Greens and civil rights activists bring Big Coal to its knees in Mississippi
Coal continues losing at life, this time in Mississippi where environmental and civil rights activists have forced utility giant Southern Company to significantly scale back its plans for expanding fossil-fuel energy plant production across the Delta region. Advocates from the Sierra Club have negotiated a remarkable deal on behalf of residents who’ve lived too long with coal pollution. Southern has agreed to:
- cease coal burning operations at two of its Mississippi locations by next March;
- end its opposition to net-metering policies so that residents and businesses can more easily access solar power;
- invest $15 million into energy efficiency programs for low-income communities;
- strengthen flood protections for water retention ponds near the coal mines that feed the plants to prevent toxic pollution from contaminating groundwater and local waterways;
- provide $2 million to protect habitat for the critically endangered Mississippi gopher frog (the preserve will be named for Gulf Coast activist Linda St. Martin who passed away in May);
- and minimize mining operation impacts on local traffic.

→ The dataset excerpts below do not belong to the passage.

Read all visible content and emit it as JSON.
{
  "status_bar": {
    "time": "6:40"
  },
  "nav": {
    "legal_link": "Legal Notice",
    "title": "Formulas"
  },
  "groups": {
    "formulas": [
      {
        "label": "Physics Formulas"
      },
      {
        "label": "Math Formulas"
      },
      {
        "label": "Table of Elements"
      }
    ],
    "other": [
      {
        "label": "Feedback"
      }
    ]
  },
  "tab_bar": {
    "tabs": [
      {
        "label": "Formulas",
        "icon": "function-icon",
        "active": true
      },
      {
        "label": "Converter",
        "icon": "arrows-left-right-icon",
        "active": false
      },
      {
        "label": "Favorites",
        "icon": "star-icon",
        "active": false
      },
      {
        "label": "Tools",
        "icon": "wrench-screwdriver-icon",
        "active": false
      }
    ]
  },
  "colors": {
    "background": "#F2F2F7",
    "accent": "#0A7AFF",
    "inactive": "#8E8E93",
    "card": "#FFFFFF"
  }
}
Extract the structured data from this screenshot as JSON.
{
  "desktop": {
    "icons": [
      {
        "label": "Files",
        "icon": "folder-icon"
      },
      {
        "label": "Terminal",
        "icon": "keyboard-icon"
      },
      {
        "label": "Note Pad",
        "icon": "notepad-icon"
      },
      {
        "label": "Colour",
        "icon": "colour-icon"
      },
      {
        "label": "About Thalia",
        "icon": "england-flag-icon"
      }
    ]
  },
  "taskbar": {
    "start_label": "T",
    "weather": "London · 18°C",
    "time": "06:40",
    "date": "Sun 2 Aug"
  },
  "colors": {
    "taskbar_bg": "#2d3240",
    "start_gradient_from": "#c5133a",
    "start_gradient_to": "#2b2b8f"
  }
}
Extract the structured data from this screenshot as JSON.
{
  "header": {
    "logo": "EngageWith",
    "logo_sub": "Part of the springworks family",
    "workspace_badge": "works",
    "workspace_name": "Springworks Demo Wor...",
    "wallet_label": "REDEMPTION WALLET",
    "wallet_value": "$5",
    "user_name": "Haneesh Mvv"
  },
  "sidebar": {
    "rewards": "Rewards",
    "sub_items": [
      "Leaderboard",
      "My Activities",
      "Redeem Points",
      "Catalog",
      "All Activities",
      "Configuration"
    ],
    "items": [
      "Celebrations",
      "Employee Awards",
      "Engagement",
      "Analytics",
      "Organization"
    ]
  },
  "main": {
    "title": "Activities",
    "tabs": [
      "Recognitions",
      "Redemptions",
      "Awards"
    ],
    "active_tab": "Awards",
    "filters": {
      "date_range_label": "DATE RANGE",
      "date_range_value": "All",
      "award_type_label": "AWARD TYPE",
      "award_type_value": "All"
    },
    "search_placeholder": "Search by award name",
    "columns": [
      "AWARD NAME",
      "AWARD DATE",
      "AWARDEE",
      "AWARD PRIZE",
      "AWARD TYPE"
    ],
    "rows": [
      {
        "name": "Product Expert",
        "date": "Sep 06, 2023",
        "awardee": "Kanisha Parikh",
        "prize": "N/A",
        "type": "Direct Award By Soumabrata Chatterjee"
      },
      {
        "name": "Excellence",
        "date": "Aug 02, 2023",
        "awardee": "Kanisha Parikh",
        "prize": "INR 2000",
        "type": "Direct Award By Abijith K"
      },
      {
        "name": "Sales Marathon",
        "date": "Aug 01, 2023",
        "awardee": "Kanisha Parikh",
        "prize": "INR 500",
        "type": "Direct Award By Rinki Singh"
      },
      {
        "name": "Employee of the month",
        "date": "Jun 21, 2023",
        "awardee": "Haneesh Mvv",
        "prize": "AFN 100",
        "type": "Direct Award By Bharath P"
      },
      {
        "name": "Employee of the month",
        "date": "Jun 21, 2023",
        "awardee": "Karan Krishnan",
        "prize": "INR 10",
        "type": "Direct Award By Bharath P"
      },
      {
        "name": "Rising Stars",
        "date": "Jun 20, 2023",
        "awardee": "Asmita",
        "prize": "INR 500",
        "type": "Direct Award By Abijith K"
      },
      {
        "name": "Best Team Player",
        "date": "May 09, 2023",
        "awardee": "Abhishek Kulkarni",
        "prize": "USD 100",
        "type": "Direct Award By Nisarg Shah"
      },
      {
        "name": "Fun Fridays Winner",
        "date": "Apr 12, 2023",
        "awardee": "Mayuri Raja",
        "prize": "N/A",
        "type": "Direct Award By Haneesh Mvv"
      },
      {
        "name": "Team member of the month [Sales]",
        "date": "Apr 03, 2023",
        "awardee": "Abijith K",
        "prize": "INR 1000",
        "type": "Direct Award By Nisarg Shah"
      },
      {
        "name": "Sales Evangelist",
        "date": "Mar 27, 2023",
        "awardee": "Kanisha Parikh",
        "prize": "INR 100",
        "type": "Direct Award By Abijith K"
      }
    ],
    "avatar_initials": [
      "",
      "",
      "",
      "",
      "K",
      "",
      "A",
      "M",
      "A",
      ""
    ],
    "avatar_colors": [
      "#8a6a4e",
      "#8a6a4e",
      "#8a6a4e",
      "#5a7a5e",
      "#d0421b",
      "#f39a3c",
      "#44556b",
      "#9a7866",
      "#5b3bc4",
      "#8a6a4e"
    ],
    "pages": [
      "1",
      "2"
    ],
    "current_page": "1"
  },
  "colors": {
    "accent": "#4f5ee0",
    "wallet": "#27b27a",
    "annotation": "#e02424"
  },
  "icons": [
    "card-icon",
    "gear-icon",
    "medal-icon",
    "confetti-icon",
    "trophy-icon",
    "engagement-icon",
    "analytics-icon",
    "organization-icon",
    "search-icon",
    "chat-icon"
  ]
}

This is a big freaking deal not only for the residents, but for the environmental justice coalition that forged this treaty. The NAACP’s climate justice director, Jacqui Patterson, explains:
They said it couldn’t be done. In a state which has one of the highest ratio of electricity bills over average income; In a region where fossil fuel giant Southern Company wields an economic and political stronghold; In a state where voter disenfranchisement is so rife that, though the population is 48% African American, the Public Service Commission which is the steward of energy policies related to utilities, has never had a black commissioner; In a region where much of the energy/climate related funders consider it to be a lost cause because they consider the Southeast, with the exception of Florida and North Carolina, to be a political dead zone for any hope of progressive energy policy; and in a state where years of efforts by the environmental community was faced with crushing opposition that has stunted and progress on energy efficiency or clean energy policy.
Patterson and I recently wrote about the importance of public utility/service commissions in the clean energy and equitable energy policies.
The agreement grows out of a lawsuit challenging the construction permits for a plant the company is building on the easternmost border of Mississippi, slated to be the first large-scale “clean coal” plant in the nation. The Sierra Club agreed to drop its lawsuit in exchange for the concessions above.
The Kemper plant will convert a soft coal product called lignite into gas for energy, stripping out carbon dioxide and other hazardous chemicals in the process and pumping them underground throughout Mississippi.
A message from The Wilderness Society:
The Senate is voting on a bill this week that would allow drilling in the Arctic Refuge. Help stop it!
In April, Bloomberg news called the Kemper gasification experiment the last “best hope” for coal, given new climate change regulations imposed by the Environmental Protection Agency are pushing the pollution-intense coal industry to clean up or close up shop. It’s not looking good so far.
Originally supposed to cost roughly $2.5 billion to get up and running, the costs have now run well past $5 billion — much of that funding from U.S. Department of Energy. Many environmentalists don’t trust that the carbon captured and sequestered underground will stay underground, and are concerned about how hazardous elements will affect groundwater and soil.
Bloomberg points to a carbon dioxide blowout in 2011, in an oil field right near where the Kemper plant wants to pump its gas into the ground. “There is no such thing as carbon-dioxide sequestration in an oil field,” oil worker Thomas A. Blanton told the news service. “It’s a myth.”
To make matters worse, the Kemper plant is being built near a juvenile detention facility in Meridian, Miss., that has been the poster-child of the “school-to-prison pipeline” crisis, which the Department of Justice and civil rights groups are working to dismantle right now. If the mostly poor and black kids shipped to that juvy hall thought they had problems before, wait ’til they have live with the big coal experiment next door.
While that “clean coal” drama plays out, environmental justice advocates are celebrating the fact that less coal will be burned at Southern’s other plants, which the Sierra Club says will lead to “huge overall reductions in air pollution that will lead to fewer asthma attacks in children, fewer emergency room visits and improved quality of life for hundreds of thousands of people.”
“This victory is important not only for those of us living within a 30-mile radius of [the coal plants], but for the people of Mississippi,” said Kathy Egland, a member of the Gulfport NAACP, “and in the aggregate, ultimately has implications for our entire global ecosystem.”
Correction: This story originally said that the Sierra Club was working with the Mississippi NAACP state conference. We also mistakenly said that the Sierra Club had dropped its opposition to the clean coal plant. It only dropped its legal and regulatory challenges to the plant permits.